The years of youth are years of capacity.

§ on the role of young people

The Institute approaches young people not as a category to be served, but as a generation to be entrusted with the work of community building itself.


A generation of protagonists

The Bahá'í community has long held that young people, in the years between fifteen and twenty-five, are uniquely placed to undertake the work of community building. They have the energy, the time, the openness to new ideas, and the freedom from settled patterns that this work requires. They are also, in our experience, magnificently capable of carrying it.

In every Ontario neighbourhood where the Institute is flourishing, the texture of the work is held up by a cohort of young people in their late teens and early twenties — animators, tutors, children's class teachers — who have decided, quietly and consequentially, that the years before them will not be spent only in the pursuit of their own ends.

Accompaniment, not delegation

The Institute does not "delegate" the work to youth.

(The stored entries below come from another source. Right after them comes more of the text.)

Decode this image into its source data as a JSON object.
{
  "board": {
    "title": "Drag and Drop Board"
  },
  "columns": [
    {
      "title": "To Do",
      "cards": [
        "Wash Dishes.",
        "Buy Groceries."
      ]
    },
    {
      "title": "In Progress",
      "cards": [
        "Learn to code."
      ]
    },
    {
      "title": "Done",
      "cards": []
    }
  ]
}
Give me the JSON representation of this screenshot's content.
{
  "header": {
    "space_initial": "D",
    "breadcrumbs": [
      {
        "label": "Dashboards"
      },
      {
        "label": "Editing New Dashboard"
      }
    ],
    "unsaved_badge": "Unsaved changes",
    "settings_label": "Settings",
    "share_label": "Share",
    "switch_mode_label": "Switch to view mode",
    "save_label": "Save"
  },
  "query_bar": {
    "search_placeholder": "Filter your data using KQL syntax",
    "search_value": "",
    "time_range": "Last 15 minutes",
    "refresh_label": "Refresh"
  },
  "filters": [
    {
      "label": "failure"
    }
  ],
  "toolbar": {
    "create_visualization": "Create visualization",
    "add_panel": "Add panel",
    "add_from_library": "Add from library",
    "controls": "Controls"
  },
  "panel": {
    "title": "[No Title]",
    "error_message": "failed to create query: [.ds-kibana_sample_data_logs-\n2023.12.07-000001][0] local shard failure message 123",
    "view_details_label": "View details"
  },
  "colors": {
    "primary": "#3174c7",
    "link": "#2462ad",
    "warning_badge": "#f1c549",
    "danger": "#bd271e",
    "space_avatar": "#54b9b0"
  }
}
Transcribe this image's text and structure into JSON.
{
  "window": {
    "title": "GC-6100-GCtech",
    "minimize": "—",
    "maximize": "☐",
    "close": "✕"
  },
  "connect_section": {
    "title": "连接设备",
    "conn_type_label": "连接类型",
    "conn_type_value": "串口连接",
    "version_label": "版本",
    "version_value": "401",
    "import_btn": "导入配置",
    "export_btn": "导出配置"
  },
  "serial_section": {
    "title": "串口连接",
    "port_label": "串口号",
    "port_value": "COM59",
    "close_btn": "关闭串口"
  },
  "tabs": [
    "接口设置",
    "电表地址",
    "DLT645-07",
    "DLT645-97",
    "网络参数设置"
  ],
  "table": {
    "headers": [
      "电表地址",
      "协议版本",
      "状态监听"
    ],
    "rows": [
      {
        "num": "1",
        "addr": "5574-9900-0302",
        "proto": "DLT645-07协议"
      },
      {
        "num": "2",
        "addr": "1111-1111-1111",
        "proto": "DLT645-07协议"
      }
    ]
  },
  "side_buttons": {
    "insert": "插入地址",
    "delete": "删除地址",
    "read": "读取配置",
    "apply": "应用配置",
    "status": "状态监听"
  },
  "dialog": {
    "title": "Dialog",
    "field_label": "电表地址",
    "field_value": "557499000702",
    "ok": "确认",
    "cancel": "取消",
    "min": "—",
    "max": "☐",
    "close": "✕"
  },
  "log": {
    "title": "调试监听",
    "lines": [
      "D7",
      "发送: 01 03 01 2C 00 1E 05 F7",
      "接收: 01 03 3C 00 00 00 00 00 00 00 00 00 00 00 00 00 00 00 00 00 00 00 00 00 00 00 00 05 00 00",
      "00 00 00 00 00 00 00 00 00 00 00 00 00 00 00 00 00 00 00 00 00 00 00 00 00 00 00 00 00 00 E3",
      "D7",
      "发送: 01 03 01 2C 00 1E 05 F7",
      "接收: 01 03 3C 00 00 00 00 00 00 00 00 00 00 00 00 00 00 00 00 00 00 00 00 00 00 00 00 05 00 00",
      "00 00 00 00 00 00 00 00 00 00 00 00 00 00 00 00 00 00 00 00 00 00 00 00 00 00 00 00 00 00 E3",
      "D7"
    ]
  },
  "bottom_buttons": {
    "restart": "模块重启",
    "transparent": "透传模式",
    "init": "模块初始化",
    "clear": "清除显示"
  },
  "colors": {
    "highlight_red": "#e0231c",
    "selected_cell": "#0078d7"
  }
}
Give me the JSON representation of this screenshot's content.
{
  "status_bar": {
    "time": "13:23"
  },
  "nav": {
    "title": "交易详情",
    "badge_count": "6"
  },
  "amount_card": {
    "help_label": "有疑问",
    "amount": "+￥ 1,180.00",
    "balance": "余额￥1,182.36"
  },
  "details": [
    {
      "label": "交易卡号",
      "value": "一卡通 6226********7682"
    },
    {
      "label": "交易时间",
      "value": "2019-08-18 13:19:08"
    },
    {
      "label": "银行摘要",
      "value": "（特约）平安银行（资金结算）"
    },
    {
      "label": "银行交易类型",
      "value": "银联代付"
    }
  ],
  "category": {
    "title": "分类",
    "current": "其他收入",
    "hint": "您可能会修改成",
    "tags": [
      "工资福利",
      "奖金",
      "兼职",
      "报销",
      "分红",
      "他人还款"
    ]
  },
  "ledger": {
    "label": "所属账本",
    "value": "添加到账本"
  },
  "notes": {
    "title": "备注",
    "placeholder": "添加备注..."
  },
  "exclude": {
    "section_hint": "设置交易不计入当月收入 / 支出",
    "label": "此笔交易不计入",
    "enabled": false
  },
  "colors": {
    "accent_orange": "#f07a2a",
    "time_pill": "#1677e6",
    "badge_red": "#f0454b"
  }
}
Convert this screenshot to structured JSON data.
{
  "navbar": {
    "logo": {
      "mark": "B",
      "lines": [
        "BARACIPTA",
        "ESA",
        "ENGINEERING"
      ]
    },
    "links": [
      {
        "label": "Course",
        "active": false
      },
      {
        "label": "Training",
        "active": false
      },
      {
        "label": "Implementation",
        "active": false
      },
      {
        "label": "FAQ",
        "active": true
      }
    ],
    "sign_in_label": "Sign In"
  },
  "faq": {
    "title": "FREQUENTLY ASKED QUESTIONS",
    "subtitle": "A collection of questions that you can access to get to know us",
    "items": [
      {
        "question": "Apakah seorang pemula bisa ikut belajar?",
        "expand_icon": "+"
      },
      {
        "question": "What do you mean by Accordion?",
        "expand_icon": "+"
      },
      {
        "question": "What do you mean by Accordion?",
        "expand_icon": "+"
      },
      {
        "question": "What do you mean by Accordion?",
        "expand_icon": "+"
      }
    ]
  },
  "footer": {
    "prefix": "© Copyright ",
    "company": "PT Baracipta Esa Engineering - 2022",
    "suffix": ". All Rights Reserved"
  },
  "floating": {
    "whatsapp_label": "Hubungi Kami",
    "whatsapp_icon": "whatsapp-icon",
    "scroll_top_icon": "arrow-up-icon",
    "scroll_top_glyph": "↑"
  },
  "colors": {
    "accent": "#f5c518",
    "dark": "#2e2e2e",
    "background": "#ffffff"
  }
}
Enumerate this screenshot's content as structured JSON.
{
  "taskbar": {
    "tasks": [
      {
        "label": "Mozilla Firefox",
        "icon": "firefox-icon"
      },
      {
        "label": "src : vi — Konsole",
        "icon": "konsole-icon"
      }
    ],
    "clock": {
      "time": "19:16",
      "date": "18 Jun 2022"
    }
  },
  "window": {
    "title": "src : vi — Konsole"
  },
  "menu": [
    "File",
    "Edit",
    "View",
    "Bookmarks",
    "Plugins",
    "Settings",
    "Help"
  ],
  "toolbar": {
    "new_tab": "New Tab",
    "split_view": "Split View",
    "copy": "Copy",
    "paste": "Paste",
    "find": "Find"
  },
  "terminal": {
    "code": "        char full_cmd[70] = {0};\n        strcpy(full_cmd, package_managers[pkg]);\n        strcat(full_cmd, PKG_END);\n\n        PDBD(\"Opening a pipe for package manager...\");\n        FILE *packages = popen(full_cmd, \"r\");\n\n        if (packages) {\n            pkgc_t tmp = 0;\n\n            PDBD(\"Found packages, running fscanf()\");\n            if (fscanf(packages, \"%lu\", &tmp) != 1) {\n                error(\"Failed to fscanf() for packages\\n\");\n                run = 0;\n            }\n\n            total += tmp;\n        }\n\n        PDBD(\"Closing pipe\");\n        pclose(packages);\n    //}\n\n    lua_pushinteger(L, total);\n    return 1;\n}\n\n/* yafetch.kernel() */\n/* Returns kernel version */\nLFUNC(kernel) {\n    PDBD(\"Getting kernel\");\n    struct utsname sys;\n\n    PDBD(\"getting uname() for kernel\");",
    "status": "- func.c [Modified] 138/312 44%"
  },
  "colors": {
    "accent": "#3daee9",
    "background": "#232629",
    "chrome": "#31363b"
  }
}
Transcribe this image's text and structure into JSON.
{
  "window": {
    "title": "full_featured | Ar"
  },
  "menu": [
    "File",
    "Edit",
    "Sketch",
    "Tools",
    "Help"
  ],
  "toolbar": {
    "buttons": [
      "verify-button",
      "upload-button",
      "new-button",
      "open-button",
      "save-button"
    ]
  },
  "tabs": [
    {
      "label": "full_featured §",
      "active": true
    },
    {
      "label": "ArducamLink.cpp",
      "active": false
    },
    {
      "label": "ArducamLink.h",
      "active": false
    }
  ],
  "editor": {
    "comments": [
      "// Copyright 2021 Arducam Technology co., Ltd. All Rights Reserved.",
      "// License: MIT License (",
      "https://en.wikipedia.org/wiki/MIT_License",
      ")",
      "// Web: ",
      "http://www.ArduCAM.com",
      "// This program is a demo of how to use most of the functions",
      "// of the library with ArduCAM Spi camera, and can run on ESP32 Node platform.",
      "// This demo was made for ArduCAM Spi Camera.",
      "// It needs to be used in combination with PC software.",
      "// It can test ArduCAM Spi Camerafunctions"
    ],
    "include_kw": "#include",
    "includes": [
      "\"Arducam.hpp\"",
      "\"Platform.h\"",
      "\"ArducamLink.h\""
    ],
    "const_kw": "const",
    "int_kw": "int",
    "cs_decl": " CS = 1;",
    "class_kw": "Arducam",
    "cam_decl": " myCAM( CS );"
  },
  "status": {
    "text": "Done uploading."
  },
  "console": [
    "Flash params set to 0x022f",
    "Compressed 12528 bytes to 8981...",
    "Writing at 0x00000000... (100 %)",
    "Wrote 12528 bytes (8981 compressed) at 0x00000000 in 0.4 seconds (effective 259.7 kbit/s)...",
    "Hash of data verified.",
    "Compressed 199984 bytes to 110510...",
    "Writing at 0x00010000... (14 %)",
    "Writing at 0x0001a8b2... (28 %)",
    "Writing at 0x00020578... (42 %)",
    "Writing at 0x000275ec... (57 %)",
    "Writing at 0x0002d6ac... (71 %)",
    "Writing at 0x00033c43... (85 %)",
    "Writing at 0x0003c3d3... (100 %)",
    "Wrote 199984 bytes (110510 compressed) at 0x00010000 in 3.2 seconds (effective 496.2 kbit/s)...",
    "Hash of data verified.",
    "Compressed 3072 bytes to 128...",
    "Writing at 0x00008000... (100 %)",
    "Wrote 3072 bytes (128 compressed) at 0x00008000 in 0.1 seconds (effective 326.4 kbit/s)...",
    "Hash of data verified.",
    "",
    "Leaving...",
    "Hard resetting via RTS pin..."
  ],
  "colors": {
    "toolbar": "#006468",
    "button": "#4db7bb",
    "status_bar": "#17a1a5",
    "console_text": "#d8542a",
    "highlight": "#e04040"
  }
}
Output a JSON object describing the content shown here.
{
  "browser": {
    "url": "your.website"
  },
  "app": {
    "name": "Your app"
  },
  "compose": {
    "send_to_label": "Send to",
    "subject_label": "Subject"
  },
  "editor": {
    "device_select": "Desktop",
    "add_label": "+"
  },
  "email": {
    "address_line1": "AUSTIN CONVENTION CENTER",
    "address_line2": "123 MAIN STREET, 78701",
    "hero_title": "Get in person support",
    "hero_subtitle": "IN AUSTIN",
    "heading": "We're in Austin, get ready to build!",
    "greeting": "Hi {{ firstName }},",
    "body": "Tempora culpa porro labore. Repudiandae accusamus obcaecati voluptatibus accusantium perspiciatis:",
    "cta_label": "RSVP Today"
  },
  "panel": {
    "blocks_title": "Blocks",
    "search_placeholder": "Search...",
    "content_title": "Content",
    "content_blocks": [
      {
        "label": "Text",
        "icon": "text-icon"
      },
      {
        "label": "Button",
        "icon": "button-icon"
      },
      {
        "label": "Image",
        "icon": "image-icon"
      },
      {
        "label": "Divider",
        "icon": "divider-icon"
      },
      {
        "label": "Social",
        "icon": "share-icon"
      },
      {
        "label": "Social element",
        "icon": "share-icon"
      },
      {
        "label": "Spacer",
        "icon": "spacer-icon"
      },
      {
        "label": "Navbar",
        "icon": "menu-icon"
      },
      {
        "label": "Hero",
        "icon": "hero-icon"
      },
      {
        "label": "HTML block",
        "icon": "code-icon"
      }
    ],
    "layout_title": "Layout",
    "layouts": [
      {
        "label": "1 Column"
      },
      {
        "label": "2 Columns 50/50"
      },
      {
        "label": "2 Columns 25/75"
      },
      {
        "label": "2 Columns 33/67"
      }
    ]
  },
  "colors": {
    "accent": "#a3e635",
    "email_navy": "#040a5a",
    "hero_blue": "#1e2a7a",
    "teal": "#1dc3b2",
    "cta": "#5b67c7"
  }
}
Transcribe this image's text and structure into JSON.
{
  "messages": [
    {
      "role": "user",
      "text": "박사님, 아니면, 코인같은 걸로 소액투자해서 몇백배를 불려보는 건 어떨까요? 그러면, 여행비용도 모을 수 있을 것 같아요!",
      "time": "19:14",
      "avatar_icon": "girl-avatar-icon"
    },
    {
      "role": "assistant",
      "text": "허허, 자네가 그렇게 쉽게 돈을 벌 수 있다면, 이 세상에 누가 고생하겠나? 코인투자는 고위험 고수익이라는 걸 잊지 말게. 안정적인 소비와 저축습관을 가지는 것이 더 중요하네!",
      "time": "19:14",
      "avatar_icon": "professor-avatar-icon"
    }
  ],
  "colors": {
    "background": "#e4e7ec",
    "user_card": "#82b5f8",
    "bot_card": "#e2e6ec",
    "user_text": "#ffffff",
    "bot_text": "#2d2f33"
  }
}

It accompanies them. Each young person who arises to serve is supported by a more experienced friend, who walks alongside them through the institute courses and into the field of service. The accompanier studies what the young person studies; serves alongside them when they serve; reflects with them on what is being learned. Over time, the young person becomes an accompanier of others.

Education for a life of meaning

The Institute is committed not only to a young person's capacity for service, but to their broader education and to the unfolding of their life. We support young people in their studies and in their preparation for higher education; we help them think about a calling. We hold that the development of a noble character and the pursuit of useful knowledge are not separable.